Les landes, au sens large, sont plutôt associées aux substrats géologiques tels que certains granites (Landes de Lanvaux, massif de Quintin, etc.), les schistes durs (massif de Paimpont, coteaux du Don). Les landes à bruyères peuvent y être représentées mais leur statut de conservation est mieux assuré sur les grès roses (Fréhel, Erquy) ou blancs (presqu’île de Crozon), et les quartzites (monts d’Arrée et montagnes Noires).

Les crêtes rocheuses de ces différents types géologiques sont les espaces le plus souvent occupés par ces landes à bruyères, au côté de pelouses naturelles sur les zones où les sols sont les plus squelettiques. La plupart des îles du Ponant, les grands caps et les falaises littorales bretonnes sont les lieux emblématiques d’observation privilégiée des landes (1,3 million de visiteurs par an au cap Fréhel !).

Quelques substrats géologiques plus spécifiques, tels les gabbros (landes de La Poterie, 22), les roches riches en magnésium (Belle-Ile-en-Mer et Groix) ou les serpentines en Loire-Atlantique, contribuent à la présence de landes originales et plus localisées.

Les landes : passé, présent

À part celles établies sur le flanc des falaises (comme au cap de la Chèvre par exemple, à Belle-Ile-en-Mer ou encore à Groix), les landes sont le résultat de défrichements forestiers à partir du Néolithique, avec une accentuation au Moyen Âge et une extension maximale au milieu du XIXe siècle. Si elles étaient présentes dans les clairières au sein des massifs forestiers et gérées par les grands herbivores sauvages avant la présence de l’Homme, c’est bien sûr le défrichement et le pastoralisme qui ont produit ces landes sensu lato. Il n’y a pas de document formel mais les estimations rendent compte d’environ un million d’hectares au milieu du XIXe siècle en Bretagne. Le partage des « terres vaines et vagues » à la Révolution, réaffirmé en 1850, la volonté de restaurer la forêt (Napoléon III dans les landes d’Aquitaine, mais aussi en Morbihan), puis les techniques d’amendement et de fertilisation ont réduit la part des landes en Bretagne puisque, aujourd’hui, l’estimation est de 20 000 ha de landes à bruyères et ajoncs. Le seul Parc naturel régional d’Armorique contient 8 580 ha de landes à bruyères, soit 40 à 45 % de la surface estimée. Ce phénomène de régression est également observé dans toutes les landes atlantiques de l’Europe de l’Ouest.

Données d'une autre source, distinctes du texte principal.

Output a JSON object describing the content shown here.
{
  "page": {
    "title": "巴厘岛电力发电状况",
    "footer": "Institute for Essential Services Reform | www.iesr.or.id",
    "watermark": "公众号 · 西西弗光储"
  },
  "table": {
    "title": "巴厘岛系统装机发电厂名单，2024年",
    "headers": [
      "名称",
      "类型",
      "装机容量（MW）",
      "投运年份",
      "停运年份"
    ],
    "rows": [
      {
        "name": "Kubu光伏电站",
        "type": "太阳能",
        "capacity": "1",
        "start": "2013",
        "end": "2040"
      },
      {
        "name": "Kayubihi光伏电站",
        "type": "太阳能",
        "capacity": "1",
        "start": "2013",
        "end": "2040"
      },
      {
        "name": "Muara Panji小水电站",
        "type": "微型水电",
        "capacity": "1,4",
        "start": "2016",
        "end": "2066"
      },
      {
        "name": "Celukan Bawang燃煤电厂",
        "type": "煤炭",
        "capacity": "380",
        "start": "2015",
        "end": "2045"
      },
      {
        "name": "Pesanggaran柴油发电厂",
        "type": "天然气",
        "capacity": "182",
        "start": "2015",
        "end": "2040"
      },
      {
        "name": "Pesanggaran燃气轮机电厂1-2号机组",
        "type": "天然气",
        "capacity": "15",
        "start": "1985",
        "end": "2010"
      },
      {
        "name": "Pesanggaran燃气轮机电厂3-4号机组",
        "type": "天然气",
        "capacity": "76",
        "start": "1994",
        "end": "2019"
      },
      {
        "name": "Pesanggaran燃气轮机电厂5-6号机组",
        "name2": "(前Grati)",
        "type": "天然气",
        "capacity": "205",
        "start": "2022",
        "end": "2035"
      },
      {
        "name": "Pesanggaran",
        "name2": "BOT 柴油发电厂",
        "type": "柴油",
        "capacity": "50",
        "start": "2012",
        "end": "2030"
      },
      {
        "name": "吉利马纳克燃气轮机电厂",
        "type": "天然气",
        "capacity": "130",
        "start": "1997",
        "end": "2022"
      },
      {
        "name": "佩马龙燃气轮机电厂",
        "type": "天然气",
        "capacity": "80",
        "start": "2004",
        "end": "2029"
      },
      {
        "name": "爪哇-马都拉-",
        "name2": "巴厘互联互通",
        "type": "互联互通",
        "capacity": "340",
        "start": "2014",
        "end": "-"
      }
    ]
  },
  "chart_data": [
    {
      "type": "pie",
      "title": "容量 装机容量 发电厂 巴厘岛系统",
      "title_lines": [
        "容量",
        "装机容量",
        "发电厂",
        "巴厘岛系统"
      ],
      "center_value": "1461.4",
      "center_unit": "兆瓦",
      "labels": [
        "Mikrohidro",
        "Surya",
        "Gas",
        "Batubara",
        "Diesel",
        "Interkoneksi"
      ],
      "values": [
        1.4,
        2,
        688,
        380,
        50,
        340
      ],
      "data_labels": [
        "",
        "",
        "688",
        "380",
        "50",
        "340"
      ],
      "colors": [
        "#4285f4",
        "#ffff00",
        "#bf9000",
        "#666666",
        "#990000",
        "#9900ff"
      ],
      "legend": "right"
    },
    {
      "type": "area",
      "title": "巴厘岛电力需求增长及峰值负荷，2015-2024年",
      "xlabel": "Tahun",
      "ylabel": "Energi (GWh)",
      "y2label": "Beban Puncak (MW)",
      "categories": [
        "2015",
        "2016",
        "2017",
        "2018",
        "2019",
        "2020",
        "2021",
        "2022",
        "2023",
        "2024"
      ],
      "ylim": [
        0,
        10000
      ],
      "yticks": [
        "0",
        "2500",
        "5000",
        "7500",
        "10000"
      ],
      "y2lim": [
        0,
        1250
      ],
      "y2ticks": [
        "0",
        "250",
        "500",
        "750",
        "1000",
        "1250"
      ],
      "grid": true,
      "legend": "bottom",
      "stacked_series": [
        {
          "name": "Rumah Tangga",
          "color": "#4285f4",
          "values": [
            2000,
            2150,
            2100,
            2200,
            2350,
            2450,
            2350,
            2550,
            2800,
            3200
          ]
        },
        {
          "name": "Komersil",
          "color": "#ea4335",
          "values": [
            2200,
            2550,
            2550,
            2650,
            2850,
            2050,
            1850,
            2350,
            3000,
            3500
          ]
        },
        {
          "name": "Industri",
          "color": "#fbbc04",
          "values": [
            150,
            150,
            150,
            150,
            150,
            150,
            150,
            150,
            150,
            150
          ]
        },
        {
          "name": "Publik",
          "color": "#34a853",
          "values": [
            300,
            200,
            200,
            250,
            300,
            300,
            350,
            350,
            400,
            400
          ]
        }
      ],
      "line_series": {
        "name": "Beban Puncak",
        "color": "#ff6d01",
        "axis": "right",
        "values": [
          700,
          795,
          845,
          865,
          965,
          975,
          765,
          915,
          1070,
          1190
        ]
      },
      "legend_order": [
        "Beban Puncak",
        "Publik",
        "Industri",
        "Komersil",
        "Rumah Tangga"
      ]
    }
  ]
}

Quel avenir ? Les statuts de protection et de gestion

Toutes les landes à bruyères de Bretagne sont des habitats d’intérêt communautaire au sens de la Directive « habitat, faune, flore » (1992) de l’Union européenne, en raison de leur vulnérabilité. Elles ont donc toutes vocation à intégrer le réseau Natura 2000. D’autres statuts de protection renforcée existent, ainsi 8 des 16 Réserves naturelles nationales et régionales de la Bretagne administrative sont pour une large part des habitats de landes remarquables. La politique des Espaces naturels sensibles des conseils départementaux complète les dispositifs précédents.

Panorama de 4 types de landes littorales à bruyères intégrées dans le réseau Nature 2000 - Photo : Bernard Clément

Le Conservatoire du littoral est également un acteur public qui intervient en acquisition foncière des espaces littoraux pourvus de landes.

Des associations de protection de la nature, comme Bretagne Vivante et le Forum Centre-Bretagne environnement, assurent également la gestion des landes au sein de réserves libres en lien avec des municipalités, des propriétaires privés.

Quel que soit l’acteur de la préservation, la conservation des habitats et des espèces de landes est assurée via la mise en place de plans de gestion qui ont pour objet de préserver leur bon état de conservation ou d’y mener des opérations de restauration écologique aptes à assurer le renforcement des espèces et des habitats remarquables.

Lande à bruyère cendrée et communauté à fougère aigle, pâturées par les moutons au sein des mégalithes de Carnac (56) - photo : Bernard Clément

Bibliographie 

  • Beaulieu François (de) et Pouëdras Lucien, La mémoire des landes de Bretagne, Morlaix, Skol Vreizh, 2014, 175 p.
  • Jarnoux Philippe (dir.), La lande, un paysage au gré des hommes, Brest, CRBC / Parc naturel régional d’Armorique, Le Faou ; Centre de Recherche Bretonne et Celtique. UBO. Brest, 2008, 292 p.